What does this mean for South Korea?

Many South Koreans remained optimistic about the summit, since approval for Trump and Kim is at an all-time high, but some are wary of Kim's intentions. Will he actually go through with denuclearization? Since the US is ending its military presence in the South, South Koreans may feel less secure, especially if they don't know if Kim will keep his promises. It only makes sense that after decades of being at war with their neighbors, South Koreans are extra cautious. In addition, both the South Korean government and US forces in the region were surprised by Trump's intention to demilitarize.

What about the United States?

While the plan is to denuclearize North Korea once the US pulls out of the Korean peninsula, things could change dramatically, considering that Trump has made plenty of inflammatory remarks towards Kim and his regime in the past, such as calling him "Little Rocket Man" and claiming he has a bigger nuclear button. We've seen how North Korea reacts to criticism (remember The Interview back in 2014?), and we know Trump has trouble controlling himself on Twitter. Without military presence in the South, the US could be in big trouble. If we wanted to keep a strong force in the region, we would really have to depend on Japan for military cooperation, but Japanese approval of the President has dropped in recent years. In 2017, 24 percent of those surveyed had confidence in the US President, down sharply from 78% in 2016 and 85% in 2009.

What about North Korea?

This could go either way for Kim's regime. It appears that the North is trying to aim for international cooperation after a unified Korean team competed at the 2018 Winter Olympics in Pyeongchang, Kim's meeting with South Korean president Moon Jae-in, and the summit with Trump. However, they could just be trying to make their international image look nicer while they continue to resist democracy and commit hundreds of human rights violations every day that nobody can see. We can't hold North Korea accountable for denuclearization, either; accountability is nearly impossible in a totalitarian communist dictatorship that brainwashes its people out of sheer fear and closes them off from the rest of the world. How will we know if Kim ditches the nukes? Our only way of knowing is through North Korean state media, and we can't verify their claims for ourselves. Anything said by the North's government should be taken with a grain (or a whole pinch) of salt. But maybe Kim is different from his father and grandfather. Maybe he'll try and change things for the better.

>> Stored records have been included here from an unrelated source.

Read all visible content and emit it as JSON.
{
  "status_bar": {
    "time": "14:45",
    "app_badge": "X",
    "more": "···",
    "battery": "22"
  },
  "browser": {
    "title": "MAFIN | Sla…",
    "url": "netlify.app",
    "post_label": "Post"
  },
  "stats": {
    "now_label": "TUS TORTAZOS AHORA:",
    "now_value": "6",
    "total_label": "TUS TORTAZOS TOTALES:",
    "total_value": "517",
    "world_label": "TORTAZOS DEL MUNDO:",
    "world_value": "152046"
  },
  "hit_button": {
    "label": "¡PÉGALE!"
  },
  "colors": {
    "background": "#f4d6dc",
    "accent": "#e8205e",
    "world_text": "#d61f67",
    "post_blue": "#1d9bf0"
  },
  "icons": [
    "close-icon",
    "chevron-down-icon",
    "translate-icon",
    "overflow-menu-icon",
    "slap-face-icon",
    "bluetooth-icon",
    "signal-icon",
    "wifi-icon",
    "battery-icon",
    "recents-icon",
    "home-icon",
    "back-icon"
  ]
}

My takeaway (this is MY opinion, skip past if you don't want to hear it):

The intention of this summit is clearly positive, but how do we know if North Korea is going to denuclearize? It was great that the leaders of the two countries actually met and shook hands instead of directing threats and insults at each other through Twitter (Trump) and state television (Kim).

That doesn't mean Trump isn't a complete idiot, though. He was praising the genius, leadership and talent of Kim. "He's got a very good personality, he's funny, and he's very, very smart," Trump said in an interview Tuesday night after the summit.

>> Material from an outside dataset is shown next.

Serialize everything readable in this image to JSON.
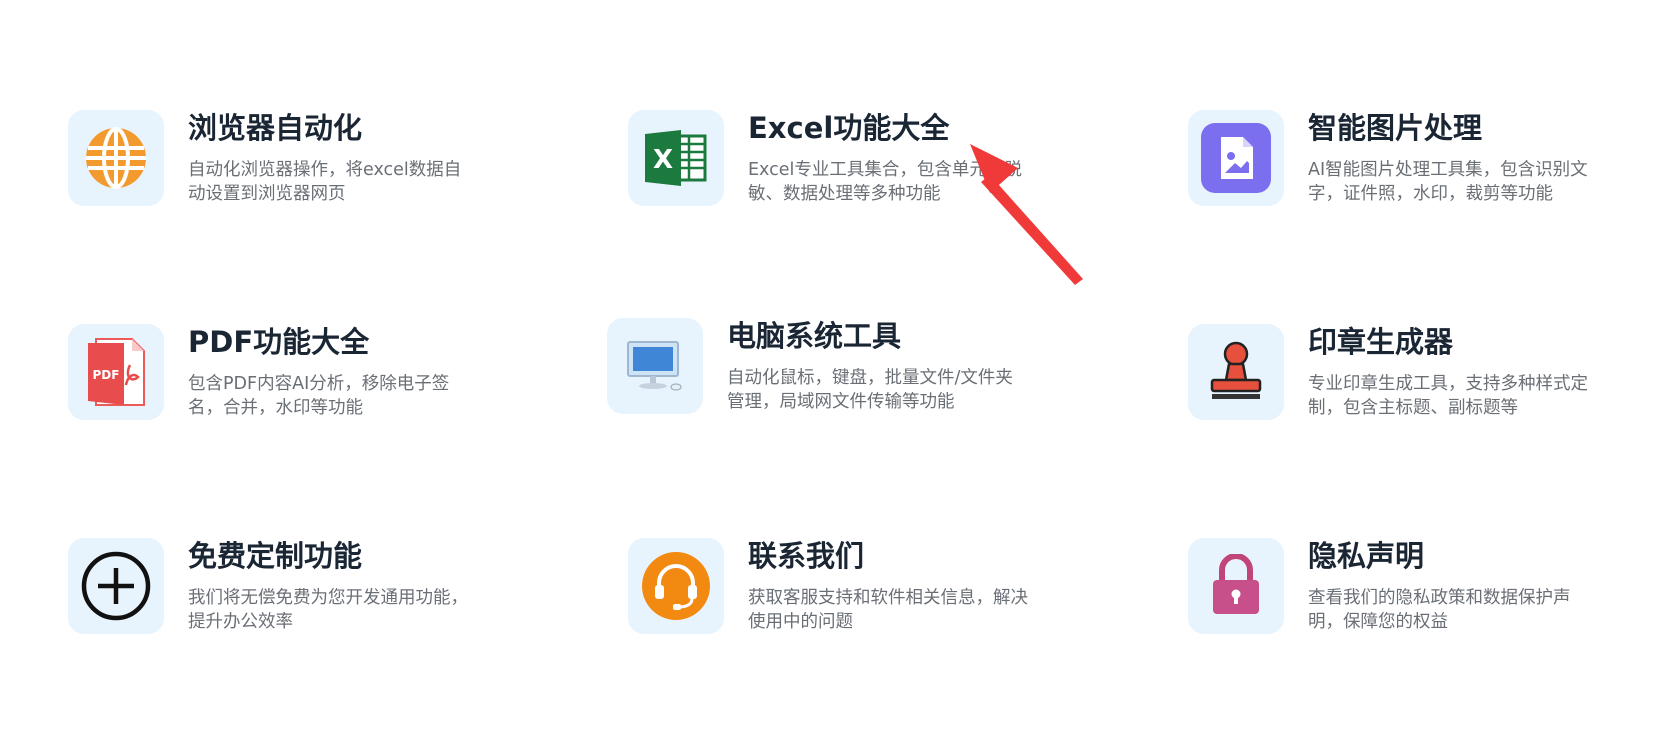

Sure, Kim can crack a good joke and is a smart guy, but did our President forget that this is the same man that had some of his family members assassinated. His human rights record is astonishingly horrible. His government throws thousands of people in labor camps (some because their family members committed the crime), encourages state-sponsored rape and torture, allows their people to starve to death, and doesn't allow citizens to leave the country, have a dissenting opinion, or have any contact with the rest of the world. Nice guy, right? Forget his denial of basic human rights to his people and personality cult.

All in all, the summit was a positive step towards change and cooperation, which is much better than the two leaders with large egos throwing insults and threats of nuclear war at each other. Now the one thing we need to worry about: can we trust North Korea and hold them accountable for ending their nuclear proliferation?